A pesar de las chanzas seguían atendiendo al joven Sandbag, mojándole el rostro con una toalla. El muchacho miraba a su alrededor de una manera estúpida.

—¿Qué sucedió, muchacho? —preguntó Bill Barnes en tono bondadoso.

—Lo ignoro. —El muchacho movió la cabeza aturdido—. Salí a explorar con la intención de descubrir al individuo que mató al señor Hibben cuando, de repente, alguien se abalanzó sobre mí y por poco me estrangula; luego llegaron otros y ¡paf!
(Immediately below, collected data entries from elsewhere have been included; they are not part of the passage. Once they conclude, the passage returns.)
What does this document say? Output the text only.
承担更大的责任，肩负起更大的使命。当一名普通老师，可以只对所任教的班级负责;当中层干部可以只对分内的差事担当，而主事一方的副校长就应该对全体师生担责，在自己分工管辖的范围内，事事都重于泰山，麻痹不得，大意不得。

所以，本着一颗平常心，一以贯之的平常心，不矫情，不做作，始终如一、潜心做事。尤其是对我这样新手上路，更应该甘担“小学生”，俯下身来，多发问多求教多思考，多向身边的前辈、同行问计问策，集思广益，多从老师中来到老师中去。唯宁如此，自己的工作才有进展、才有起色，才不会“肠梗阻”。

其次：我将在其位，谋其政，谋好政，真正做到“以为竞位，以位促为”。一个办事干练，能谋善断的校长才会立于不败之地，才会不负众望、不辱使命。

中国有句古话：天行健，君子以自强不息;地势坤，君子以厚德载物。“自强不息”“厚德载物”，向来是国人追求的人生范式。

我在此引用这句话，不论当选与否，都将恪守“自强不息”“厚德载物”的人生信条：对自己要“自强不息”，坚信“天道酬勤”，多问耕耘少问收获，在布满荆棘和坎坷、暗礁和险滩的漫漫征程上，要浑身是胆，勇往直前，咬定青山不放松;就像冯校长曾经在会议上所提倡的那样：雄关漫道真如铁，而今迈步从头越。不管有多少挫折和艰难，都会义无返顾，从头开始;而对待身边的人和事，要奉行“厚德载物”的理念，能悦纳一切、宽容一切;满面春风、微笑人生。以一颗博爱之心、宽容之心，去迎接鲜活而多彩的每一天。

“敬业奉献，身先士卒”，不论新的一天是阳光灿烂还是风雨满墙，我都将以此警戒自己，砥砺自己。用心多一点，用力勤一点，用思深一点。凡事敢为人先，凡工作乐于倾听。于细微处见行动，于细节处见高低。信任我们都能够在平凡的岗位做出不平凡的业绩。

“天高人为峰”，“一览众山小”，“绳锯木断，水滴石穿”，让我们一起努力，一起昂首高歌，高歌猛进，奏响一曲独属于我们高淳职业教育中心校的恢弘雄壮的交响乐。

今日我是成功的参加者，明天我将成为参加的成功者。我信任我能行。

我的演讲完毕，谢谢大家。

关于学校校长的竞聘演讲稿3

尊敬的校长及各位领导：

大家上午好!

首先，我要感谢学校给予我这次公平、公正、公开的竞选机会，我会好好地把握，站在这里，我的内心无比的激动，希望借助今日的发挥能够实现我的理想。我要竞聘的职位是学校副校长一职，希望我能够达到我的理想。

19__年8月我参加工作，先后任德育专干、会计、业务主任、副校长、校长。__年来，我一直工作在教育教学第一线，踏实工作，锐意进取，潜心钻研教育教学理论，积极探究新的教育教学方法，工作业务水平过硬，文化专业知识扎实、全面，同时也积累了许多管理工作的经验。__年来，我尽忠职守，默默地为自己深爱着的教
Algo me dio en la cabeza. Esto es todo cuanto sé.

Los hombres reunidos a su alrededor adoptaron un aire grave.

—Este asunto empeora —murmuró Barnes, con un brillo extraño en los ojos.

—Que me cuelguen —dijo Shorty Hassfurther—, si no se trata de la serie de misterios más extraños que he visto en mi vida. Tengo una idea…

—¡Cuidado! —advirtió Cy Hawkins—. ¡La última vez que se te ocurrió una idea estuviste en cama una semana!

—… Tengo una idea —continuó Shorty, sin hacer caso de la interrupción—, y es, que todos estos sucesos se relacionan con el aparato misterioso que vuela sobre nosotros todas las noches.

—¡Qué listo eres! —murmuró Red Gleason.

—¡Qué admirable! —afirmó Cy Hawkins.

No obstante, las palabras de su compañero les recordaron la aguja sobre el gráfico y Gleason se acercó a mirarla.

—¡Rayos y centellas! —gritó—. ¡Ese maldito avión está volando otra vez encima del campo!

Bill Barnes, giró sobre sus talones y se acercó al gráfico.

La trepidación del motor se percibía de nuevo.

—¡Shorty! —llamó—. ¡Tú, Red y Cy Hawkins montad las ametralladoras y buscad a ese pájaro! Coged los aviones de caza. Los demás que se queden aquí vigilando el campo.

Tras estas palabras Bill Barnes se dirigió a la puerta.

—¿Dónde vas? —preguntó Scotty Mac Closkey.

—A buscar mi avión y subir a 14.000 pies de altura —respondió la voz de Bill Barnes desde fuera.